What better way to adapt to change than to be at the forefront of innovation and disruption by investing in a food tech startup? At least, that’s what venture capitalists have in mind.
As Adam Rothenberg from the venture capital firm BoxGroup points out, the term "food tech" in itself isn’t a "one size fits all" kind of category.
"BoxGroup has made a number of food tech investments to date which have been b2c models and represent unique distribution models or efficiency models in food tech," Rothenberg told Food Dive in an email. "The traditional grocery model is in flux and the consumer has unmet needs that are not satisfied by traditional retail grocery. We look for a strong brand and using technology to facilitate efficient distribution."

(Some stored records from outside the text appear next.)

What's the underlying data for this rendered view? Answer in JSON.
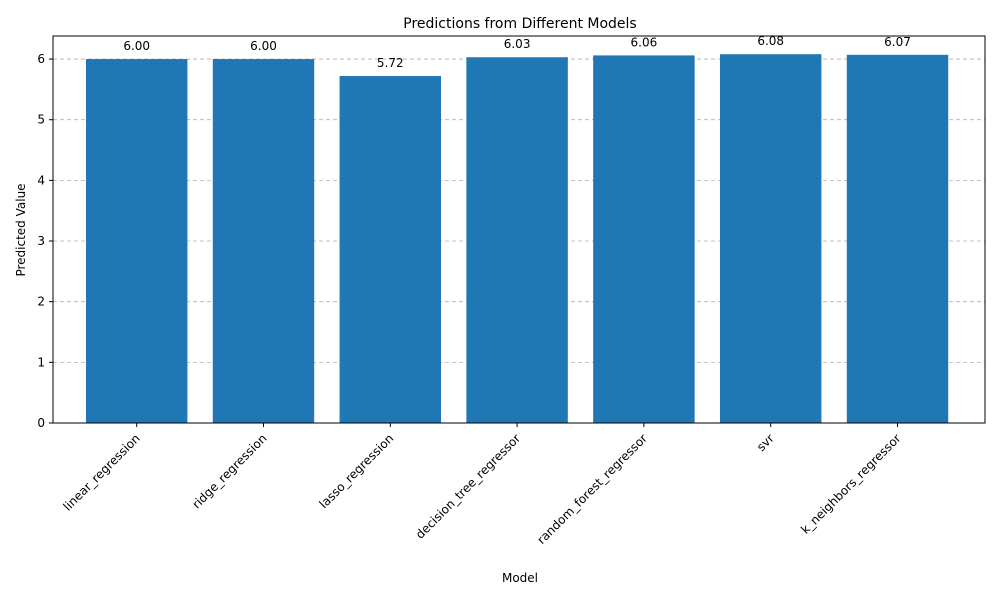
{
  "chart_data": {
    "type": "bar",
    "title": "Predictions from Different Models",
    "xlabel": "Model",
    "ylabel": "Predicted Value",
    "categories": [
      "linear_regression",
      "ridge_regression",
      "lasso_regression",
      "decision_tree_regressor",
      "random_forest_regressor",
      "svr",
      "k_neighbors_regressor"
    ],
    "values": [
      6.0,
      6.0,
      5.72,
      6.03,
      6.06,
      6.08,
      6.07
    ],
    "value_labels": [
      "6.00",
      "6.00",
      "5.72",
      "6.03",
      "6.06",
      "6.08",
      "6.07"
    ],
    "ylim": [
      0,
      6.38
    ],
    "yticks": [
      0,
      1,
      2,
      3,
      4,
      5,
      6
    ],
    "grid": "y-axis dashed",
    "bar_color": "#1f77b4",
    "x_tick_rotation": "45 degrees"
  }
}
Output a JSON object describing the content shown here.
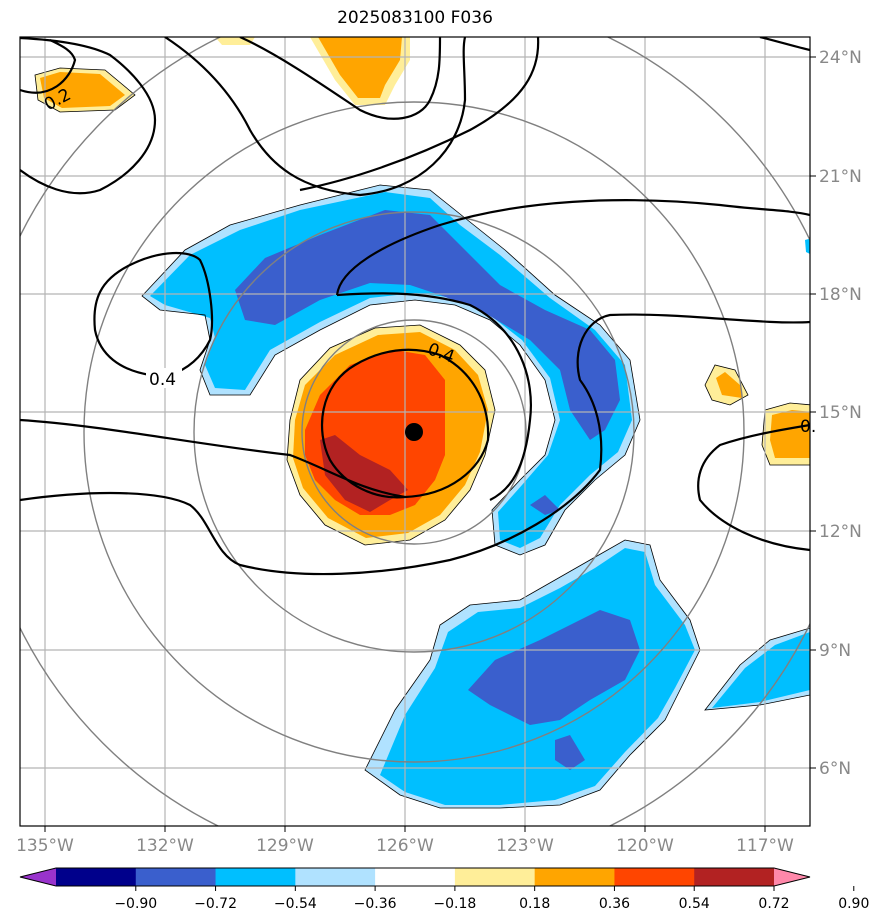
{
  "title": "2025083100 F036",
  "map": {
    "lon_ticks": [
      "135°W",
      "132°W",
      "129°W",
      "126°W",
      "123°W",
      "120°W",
      "117°W"
    ],
    "lat_ticks": [
      "24°N",
      "21°N",
      "18°N",
      "15°N",
      "12°N",
      "9°N",
      "6°N"
    ],
    "contour_labels": [
      "0.2",
      "0.4",
      "0.4",
      "0."
    ],
    "storm_center": {
      "lon": -125.7,
      "lat": 14.5
    }
  },
  "colorbar": {
    "ticks": [
      "−0.90",
      "−0.72",
      "−0.54",
      "−0.36",
      "−0.18",
      "0.18",
      "0.36",
      "0.54",
      "0.72",
      "0.90"
    ],
    "colors": [
      "#9933cc",
      "#00008b",
      "#3a5fcd",
      "#00bfff",
      "#b0e2ff",
      "#ffffff",
      "#ffee99",
      "#ffa500",
      "#ff4500",
      "#b22222",
      "#ff88aa"
    ]
  }
}
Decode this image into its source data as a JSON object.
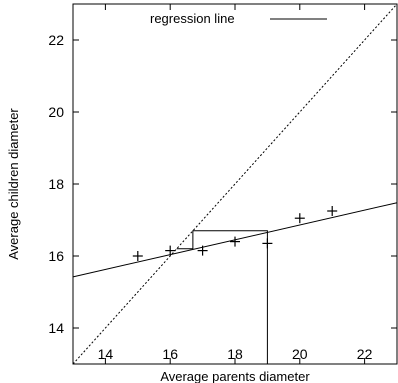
{
  "chart_data": {
    "type": "scatter",
    "title": "",
    "xlabel": "Average parents diameter",
    "ylabel": "Average children diameter",
    "xlim": [
      13,
      23
    ],
    "ylim": [
      13,
      23
    ],
    "x_ticks": [
      14,
      16,
      18,
      20,
      22
    ],
    "y_ticks": [
      14,
      16,
      18,
      20,
      22
    ],
    "grid": false,
    "legend": {
      "placement": "top-left",
      "entries": [
        {
          "label": "regression line",
          "style": "solid"
        }
      ]
    },
    "series": [
      {
        "kind": "points",
        "marker": "plus",
        "x": [
          15,
          16,
          17,
          18,
          19,
          20,
          21
        ],
        "y": [
          16.0,
          16.15,
          16.15,
          16.4,
          16.35,
          17.05,
          17.25
        ]
      }
    ],
    "lines": [
      {
        "kind": "regression",
        "style": "solid",
        "x": [
          13,
          23
        ],
        "y": [
          15.42,
          17.48
        ]
      },
      {
        "kind": "identity",
        "style": "dotted",
        "x": [
          13,
          23
        ],
        "y": [
          13,
          23
        ]
      }
    ],
    "annotations": [
      {
        "kind": "projection-path",
        "style": "solid",
        "points": [
          [
            19,
            13
          ],
          [
            19,
            16.7
          ],
          [
            16.7,
            16.7
          ],
          [
            16.7,
            16.2
          ],
          [
            16.2,
            16.2
          ]
        ]
      }
    ],
    "colors": {
      "background": "#ffffff",
      "foreground": "#000000"
    }
  }
}
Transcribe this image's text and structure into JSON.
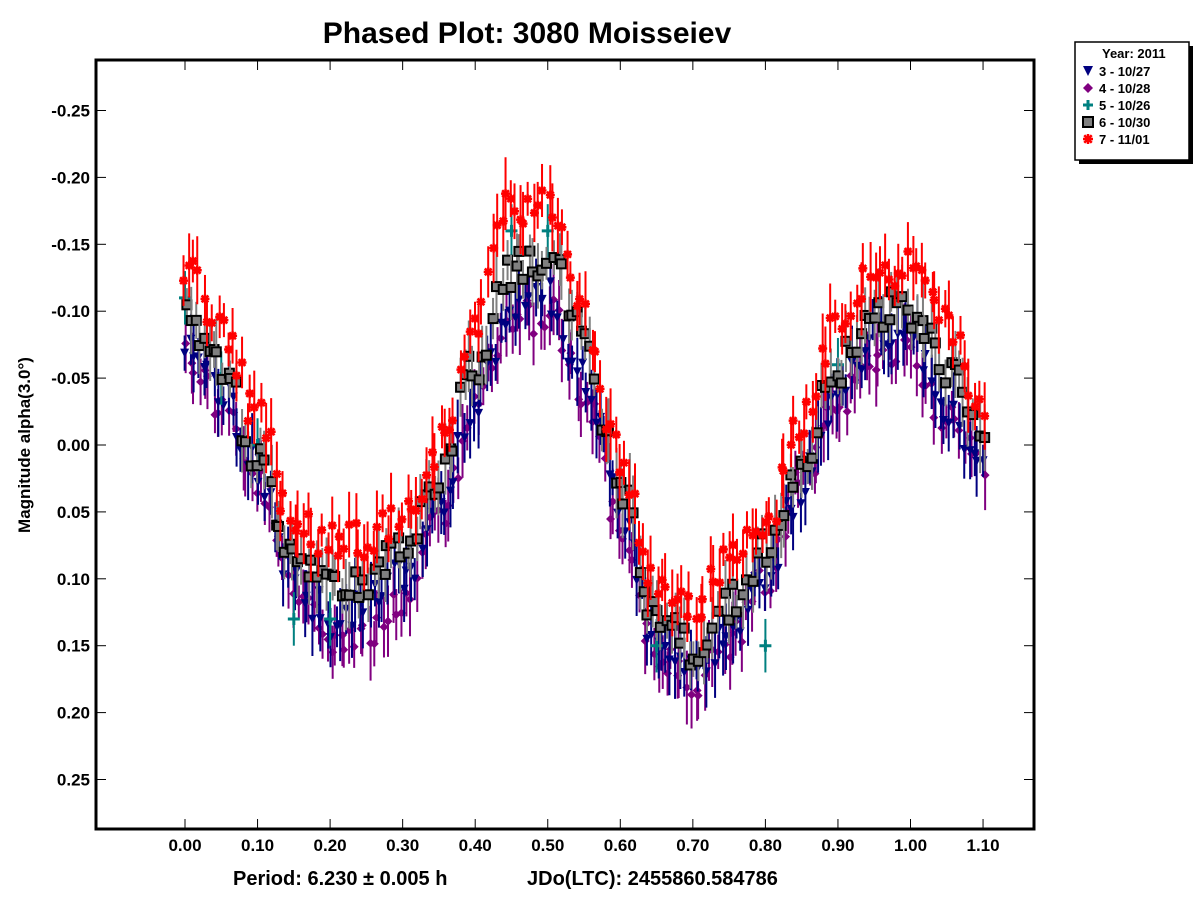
{
  "chart_data": {
    "type": "scatter",
    "title": "Phased Plot: 3080 Moisseiev",
    "xlabel": "",
    "ylabel": "Magnitude alpha(3.0°)",
    "footer": {
      "period": "Period: 6.230 ± 0.005 h",
      "epoch": "JDo(LTC): 2455860.584786"
    },
    "xlim": [
      -0.12,
      1.17
    ],
    "ylim": [
      -0.28,
      0.285
    ],
    "y_inverted": true,
    "grid": false,
    "x_ticks": [
      0.0,
      0.1,
      0.2,
      0.3,
      0.4,
      0.5,
      0.6,
      0.7,
      0.8,
      0.9,
      1.0,
      1.1
    ],
    "x_tick_labels": [
      "0.00",
      "0.10",
      "0.20",
      "0.30",
      "0.40",
      "0.50",
      "0.60",
      "0.70",
      "0.80",
      "0.90",
      "1.00",
      "1.10"
    ],
    "y_ticks": [
      -0.25,
      -0.2,
      -0.15,
      -0.1,
      -0.05,
      0.0,
      0.05,
      0.1,
      0.15,
      0.2,
      0.25
    ],
    "y_tick_labels": [
      "-0.25",
      "-0.20",
      "-0.15",
      "-0.10",
      "-0.05",
      "0.00",
      "0.05",
      "0.10",
      "0.15",
      "0.20",
      "0.25"
    ],
    "legend": {
      "placement": "top-right-outside",
      "title": "Year: 2011",
      "entries": [
        {
          "label": "3 - 10/27",
          "marker": "triangle-down",
          "color": "#000080"
        },
        {
          "label": "4 - 10/28",
          "marker": "diamond",
          "color": "#800080"
        },
        {
          "label": "5 - 10/26",
          "marker": "plus",
          "color": "#008080"
        },
        {
          "label": "6 - 10/30",
          "marker": "square",
          "color": "#808080"
        },
        {
          "label": "7 - 11/01",
          "marker": "asterisk",
          "color": "#ff0000"
        }
      ]
    },
    "x": [
      0.0,
      0.05,
      0.1,
      0.15,
      0.2,
      0.25,
      0.3,
      0.35,
      0.4,
      0.45,
      0.5,
      0.55,
      0.6,
      0.65,
      0.7,
      0.75,
      0.8,
      0.85,
      0.9,
      0.95,
      1.0,
      1.05,
      1.1
    ],
    "series": [
      {
        "name": "3 - 10/27",
        "values": [
          -0.08,
          -0.04,
          0.02,
          0.1,
          0.13,
          0.12,
          0.1,
          0.05,
          -0.03,
          -0.1,
          -0.11,
          -0.05,
          0.05,
          0.15,
          0.17,
          0.14,
          0.1,
          0.03,
          -0.04,
          -0.08,
          -0.08,
          -0.03,
          0.02
        ],
        "error_bar": 0.02
      },
      {
        "name": "4 - 10/28",
        "values": [
          -0.07,
          -0.03,
          0.03,
          0.11,
          0.14,
          0.14,
          0.12,
          0.06,
          -0.03,
          -0.09,
          -0.1,
          -0.04,
          0.06,
          0.16,
          0.18,
          0.15,
          0.1,
          0.03,
          -0.03,
          -0.07,
          -0.07,
          -0.02,
          0.02
        ],
        "error_bar": 0.02
      },
      {
        "name": "5 - 10/26",
        "values": [
          -0.11,
          -0.05,
          0.0,
          0.13,
          0.13,
          null,
          null,
          null,
          null,
          -0.16,
          -0.16,
          null,
          null,
          0.15,
          null,
          null,
          0.15,
          null,
          -0.06,
          null,
          null,
          null,
          null
        ],
        "error_bar": 0.02
      },
      {
        "name": "6 - 10/30",
        "values": [
          -0.1,
          -0.06,
          0.01,
          0.08,
          0.1,
          0.1,
          0.08,
          0.03,
          -0.06,
          -0.13,
          -0.14,
          -0.08,
          0.03,
          0.13,
          0.15,
          0.12,
          0.08,
          0.01,
          -0.06,
          -0.1,
          -0.1,
          -0.06,
          0.0
        ],
        "error_bar": 0.02
      },
      {
        "name": "7 - 11/01",
        "values": [
          -0.13,
          -0.09,
          -0.02,
          0.06,
          0.07,
          0.07,
          0.06,
          0.0,
          -0.09,
          -0.18,
          -0.18,
          -0.1,
          0.01,
          0.11,
          0.12,
          0.09,
          0.06,
          -0.02,
          -0.09,
          -0.13,
          -0.13,
          -0.09,
          -0.02
        ],
        "error_bar": 0.02
      }
    ]
  }
}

'Convenience is the key trend'
While food tech covers an array of different arenas, one thought is clear: the trend relates back to convenience.
“Whether through grocery delivery (a la Ocado / Instacart) meal kits (a la Hello Fresh / Blue Apron) or meal delivery (a la JustEat / Deliveroo) convenience is the key trend," Martin Mignot of Index Ventures said in an email discussion on the race to convenience. "People want to spend less time planning and cooking food and startups are leveraging the new mobile infrastructure (the fact that everyone, including couriers, now own smartphones) to offer highly efficient delivery options of fresh/hot food at low costs."